Uber’s founder Travis Kalanick, whose business is already valued at over $50 billion and counts Google and Microsoft among its investors, is a typical Silicon Valley tech titan: out of the same mould as Zuckerberg, Page and Brin, Bezos and Elon Musk.

He reckons he’s part of mission control to the future: a future that will be made of maths and computing. He has no time for anyone who doesn’t see that and act that.

Like his peer titans, he has no time for what he considers to be ‘narrow bandwidth’ people who are an egg short of a full omelette. Remember Zuckerberg’s comment that he only makes friends with people who are smarter than him!?

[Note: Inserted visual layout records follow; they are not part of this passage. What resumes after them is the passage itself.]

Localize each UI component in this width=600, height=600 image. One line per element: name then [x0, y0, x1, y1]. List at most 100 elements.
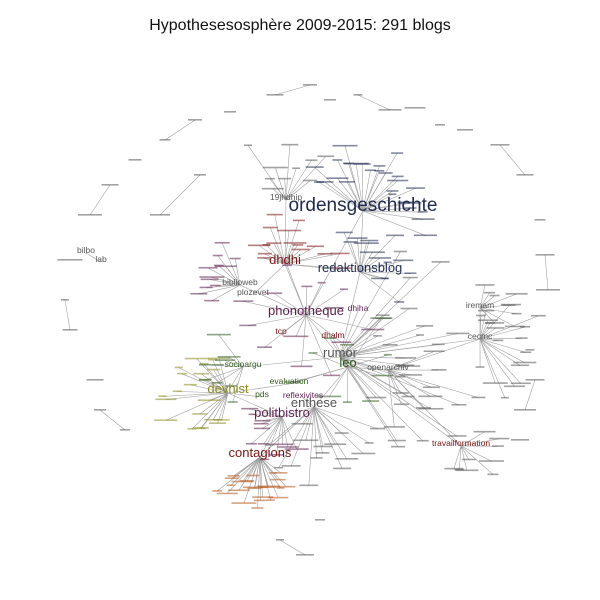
graph-edge	[359, 262, 388, 273]
minor-node-mark	[371, 277, 389, 280]
minor-node-mark	[475, 366, 485, 368]
graph-edge	[339, 356, 462, 447]
graph-edge	[281, 416, 283, 445]
graph-edge	[387, 369, 432, 388]
minor-node-mark	[504, 325, 525, 328]
graph-edge	[361, 164, 364, 212]
minor-node-mark	[451, 403, 467, 406]
minor-node-mark	[198, 363, 224, 366]
minor-node-mark	[422, 386, 440, 389]
minor-node-mark	[353, 94, 363, 96]
minor-node-mark	[399, 374, 423, 376]
minor-node-mark	[266, 213, 283, 216]
graph-edge	[284, 253, 341, 265]
graph-edge	[227, 392, 263, 398]
graph-edge	[301, 406, 315, 425]
minor-node-mark	[214, 265, 237, 268]
minor-node-mark	[233, 300, 254, 302]
minor-node-mark	[204, 299, 220, 302]
graph-edge	[339, 251, 401, 358]
minor-node-mark	[224, 111, 236, 113]
minor-node-mark	[315, 452, 330, 454]
graph-edge	[305, 314, 332, 376]
graph-edge	[362, 194, 393, 212]
minor-node-mark	[394, 375, 405, 378]
graph-edge	[479, 338, 522, 340]
minor-node-mark	[415, 334, 424, 336]
minor-node-mark	[315, 519, 325, 521]
minor-node-mark	[278, 177, 292, 180]
minor-node-mark	[387, 439, 406, 442]
minor-node-mark	[323, 374, 341, 377]
minor-node-mark	[364, 442, 374, 444]
graph-edge	[264, 253, 286, 265]
minor-node-mark	[212, 254, 223, 257]
minor-node-mark	[382, 343, 398, 346]
minor-node-mark	[435, 124, 445, 126]
minor-node-mark	[257, 346, 273, 349]
minor-node-mark	[199, 362, 209, 365]
graph-edge	[259, 456, 269, 488]
minor-node-mark	[461, 458, 476, 461]
graph-edge	[313, 406, 378, 430]
minor-node-mark	[359, 251, 385, 254]
node-label-openarchiv: openarchiv	[367, 362, 409, 372]
graph-edge	[212, 392, 229, 421]
node-label-dhdhi: dhdhi	[269, 252, 301, 267]
minor-node-mark	[291, 422, 313, 425]
minor-node-mark	[281, 143, 299, 146]
graph-edge	[281, 416, 289, 448]
minor-node-mark	[187, 428, 197, 430]
graph-edge	[165, 392, 229, 400]
minor-node-mark	[247, 487, 262, 490]
graph-edge	[460, 445, 470, 460]
minor-node-mark	[256, 485, 280, 488]
minor-node-mark	[120, 429, 130, 431]
minor-node-mark	[188, 119, 202, 121]
graph-edge	[362, 165, 380, 212]
minor-node-mark	[393, 259, 414, 262]
minor-node-mark	[513, 361, 537, 364]
graph-edge	[164, 119, 196, 141]
graph-edge	[347, 366, 389, 371]
graph-edge	[362, 170, 380, 212]
graph-edge	[479, 292, 490, 309]
graph-edge	[305, 289, 345, 316]
graph-edge	[387, 369, 395, 428]
graph-edge	[159, 174, 201, 216]
graph-edge	[198, 284, 241, 295]
node-label-19jhdhip: 19jhdhip	[270, 192, 302, 202]
minor-node-mark	[446, 332, 470, 335]
minor-node-mark	[200, 278, 219, 281]
graph-edge	[274, 84, 311, 96]
graph-edge	[479, 338, 515, 387]
minor-node-mark	[366, 396, 387, 399]
minor-node-mark	[387, 179, 409, 182]
minor-node-mark	[227, 489, 250, 492]
graph-edge	[284, 244, 298, 265]
minor-node-mark	[400, 307, 418, 310]
graph-edge	[216, 366, 244, 384]
minor-node-mark	[86, 379, 104, 381]
minor-node-mark	[511, 312, 522, 315]
minor-node-mark	[333, 467, 352, 470]
graph-edge	[275, 167, 287, 201]
graph-edge	[200, 392, 229, 429]
graph-edge	[459, 445, 462, 470]
graph-edge	[362, 210, 424, 220]
graph-edge	[227, 392, 283, 418]
minor-node-mark	[383, 426, 405, 428]
graph-edge	[284, 178, 287, 201]
minor-node-mark	[192, 427, 209, 429]
minor-node-mark	[334, 432, 349, 434]
minor-node-mark	[248, 413, 257, 416]
minor-node-mark	[475, 314, 486, 317]
graph-edge	[205, 379, 229, 394]
minor-node-mark	[525, 379, 545, 381]
node-label-politbistro: politbistro	[254, 405, 310, 420]
graph-edge	[199, 392, 229, 415]
minor-node-mark	[447, 435, 467, 437]
graph-edge	[337, 178, 364, 212]
minor-node-mark	[214, 241, 230, 244]
graph-edge	[362, 153, 398, 212]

Like the other titans Kalanick sees an inefficient world in need of vast improvement via the wholesale application of big streaming data analytics and other ‘math house’ tricks: a world which is held back by woefully out of date regulations, and by ‘egg short’ people like black cab drivers.

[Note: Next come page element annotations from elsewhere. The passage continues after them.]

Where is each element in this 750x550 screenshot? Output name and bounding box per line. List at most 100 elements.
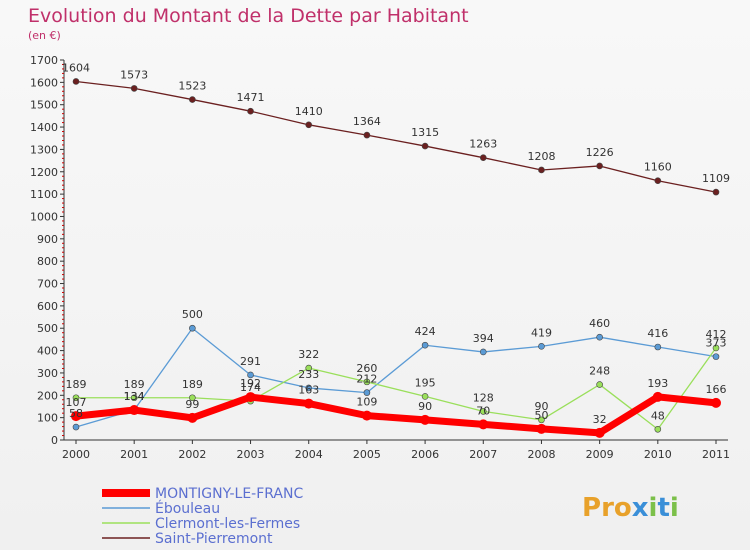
- data-point: [247, 107, 254, 115]
- data-point: [245, 392, 256, 403]
- data-label: 412: [706, 328, 727, 341]
- data-label: 174: [240, 381, 261, 394]
- y-tick-label: 400: [37, 345, 58, 358]
- data-label: 1160: [644, 161, 672, 174]
- data-point: [711, 397, 721, 408]
- proxiti-logo: Proxiti: [582, 493, 679, 523]
- data-point: [478, 419, 489, 430]
- data-label: 192: [240, 377, 261, 390]
- data-label: 163: [298, 384, 319, 397]
- data-label: 32: [593, 413, 607, 426]
- x-tick-label: 2006: [411, 448, 439, 461]
- data-point: [363, 131, 371, 139]
- data-label: 424: [415, 325, 436, 338]
- y-tick-label: 1000: [30, 210, 58, 223]
- data-point: [594, 427, 605, 438]
- data-point: [652, 391, 663, 402]
- axes: 0 100 200 300 400 500 600 700 800 900 1000 1100 1200…: [30, 54, 730, 461]
- logo-letter: o: [614, 493, 632, 523]
- y-tick-label: 100: [37, 412, 58, 425]
- x-tick-label: 2000: [62, 448, 90, 461]
- logo-letter: x: [632, 493, 649, 523]
- data-point: [536, 423, 547, 434]
- data-point: [361, 410, 372, 421]
- data-label: 500: [182, 308, 203, 321]
- data-point: [72, 423, 80, 431]
- data-label: 322: [298, 348, 319, 361]
- data-label: 166: [706, 383, 727, 396]
- logo-letter: i: [670, 493, 679, 523]
- series-line-0: [72, 393, 720, 437]
- data-point: [363, 389, 371, 396]
- x-tick-label: 2010: [644, 448, 672, 461]
- x-tick-label: 2001: [120, 448, 148, 461]
- data-label: 70: [476, 404, 490, 417]
- chart-title: Evolution du Montant de la Dette par Hab…: [28, 5, 469, 27]
- data-point: [363, 378, 371, 386]
- data-point: [129, 405, 140, 416]
- data-point: [189, 324, 196, 332]
- data-label: 58: [69, 407, 83, 420]
- data-label: 373: [706, 337, 727, 350]
- data-point: [654, 425, 662, 433]
- data-label: 1523: [178, 80, 206, 93]
- data-label: 50: [534, 409, 548, 422]
- x-tick-label: 2005: [353, 448, 381, 461]
- data-point: [712, 344, 720, 352]
- data-label: 134: [124, 390, 145, 403]
- data-point: [130, 394, 138, 402]
- data-point: [71, 411, 81, 422]
- data-point: [305, 384, 313, 392]
- data-point: [72, 394, 80, 402]
- data-point: [189, 394, 196, 402]
- logo-letter: r: [601, 493, 614, 523]
- y-tick-label: 200: [37, 389, 58, 402]
- data-label: 394: [473, 332, 494, 345]
- y-tick-label: 1700: [30, 54, 58, 67]
- data-label: 109: [356, 396, 377, 409]
- data-label: 1471: [237, 91, 265, 104]
- data-point: [538, 343, 545, 350]
- legend-label: Saint-Pierremont: [155, 531, 273, 547]
- data-label: 460: [589, 317, 610, 330]
- data-point: [596, 162, 603, 170]
- data-label: 90: [418, 400, 432, 413]
- data-point: [712, 353, 720, 360]
- data-point: [305, 364, 313, 372]
- data-label: 1208: [527, 150, 555, 163]
- data-point: [421, 341, 429, 349]
- data-label: 248: [589, 365, 610, 378]
- y-tick-label: 700: [37, 278, 58, 291]
- y-tick-label: 600: [37, 300, 58, 313]
- data-point: [479, 408, 487, 415]
- chart-subtitle: (en €): [28, 29, 61, 42]
- data-label: 1226: [586, 146, 614, 159]
- data-point: [247, 371, 254, 379]
- x-tick-label: 2011: [702, 448, 730, 461]
- data-label: 1604: [62, 61, 90, 74]
- data-point: [538, 166, 545, 174]
- data-point: [420, 414, 431, 425]
- y-tick-label: 1400: [30, 121, 58, 134]
- data-point: [421, 142, 429, 150]
- y-tick-label: 800: [37, 255, 58, 268]
- series-line-2: [75, 347, 717, 430]
- logo-letter: P: [582, 493, 601, 523]
- y-tick-label: 1500: [30, 99, 58, 112]
- x-tick-label: 2002: [178, 448, 206, 461]
- data-label: 1263: [469, 138, 497, 151]
- data-label: 128: [473, 391, 494, 404]
- data-point: [421, 393, 429, 400]
- series-line-1: [75, 327, 717, 428]
- data-point: [712, 188, 720, 196]
- y-tick-label: 1300: [30, 143, 58, 156]
- data-label: 212: [356, 373, 377, 386]
- data-label: 195: [415, 376, 436, 389]
- y-tick-label: 300: [37, 367, 58, 380]
- y-tick-label: 1100: [30, 188, 58, 201]
- data-label: 416: [647, 327, 668, 340]
- x-tick-label: 2004: [295, 448, 323, 461]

Kalanick’s mindset permeates the Uber culture and helps explain the heat of the protests building against the company across the world, notably in Europe in London, Paris and Brussels.

Uber operates in 300 cities ranging from London and Paris to Mumbai and Nairobi. The stretch goal is to reach 500 by 2017.

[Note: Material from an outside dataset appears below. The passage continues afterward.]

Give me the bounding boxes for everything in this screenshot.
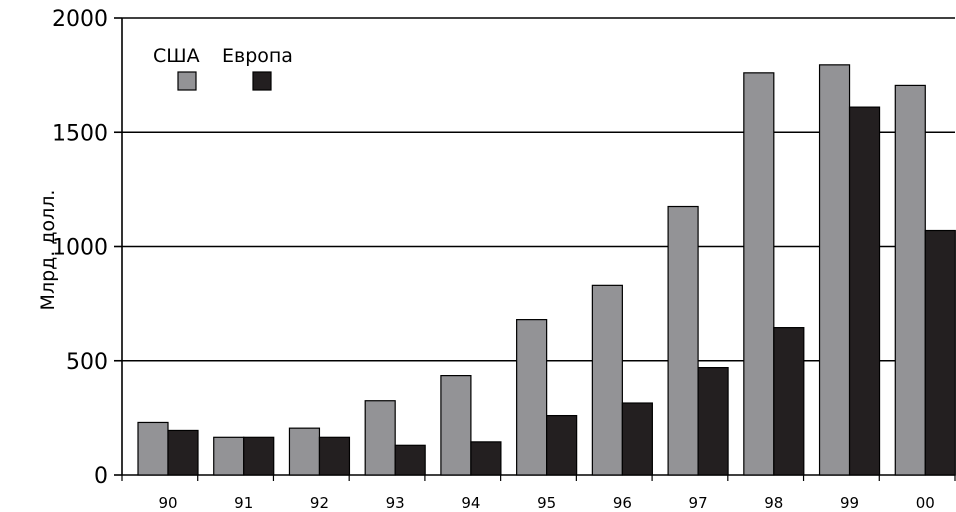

Provided Uber can ride out the current protests, and law suits, and its high octane and already legendary team of lobbyists can keep key politicians and people in high places onside, he suggests that in 10 years time nobody will think of Uber as a taxi company.

What Uber is really about is truly transforming the way ‘things’, including people, are moved about so as to minimise pollution, congestion, wear and tear, cost and time waste. His slogan is to make transport as ‘’efficient as running water.’’

Just think: the average car costs nearly $10,000 to own and yet spends less than 5% of its time in action and 30% of the traffic in major cities is looking for somewhere to park.

Meeting and beating what Uber people call one of humanity’s major ‘organising challenges’ is what it’s all about in an operating environment shaped by urbanisation , pollution, and the rise and rise of the Millennial generation of which he is one, who number nearly 2.5 billion worldwide.

The much heralded autonomous vehicle, that drives itself, and expected to be commercially available by 2020 from Tesla, Apple, Google, and several legacy car companies, is at the core of Uber’s forward vision.

Fleets of 24/7 on-call vehicles will populate the world’s major cities to ferry people and goods about.

A recent study by Columbia University’s Earth Faculty argued that by 2023 New York’s 18,000 Yellow cabs will be supplantable by 9000 robot taxis yielding an average wait time of under a minute and a cost per mile of $0.50.

Kalanick says he’s approached Tesla about buying its entire putative output of autonomous EVs in 2020, some 500,000 vehicles, provided Uber can build some products and functions on top of what Tesla has installed.

That puts Kalanick in the same class of making breathtaking plans and claims as Musk himself. Well, not quite, he hasn’t said his ambition is die living on Mars.

And his biggest competitor? Amazon, of course. The Cloud meister and for now peerless order fulfilment and logistics giant.

Brave new world?

Smacks of the landscape and technology shown in Minority Report.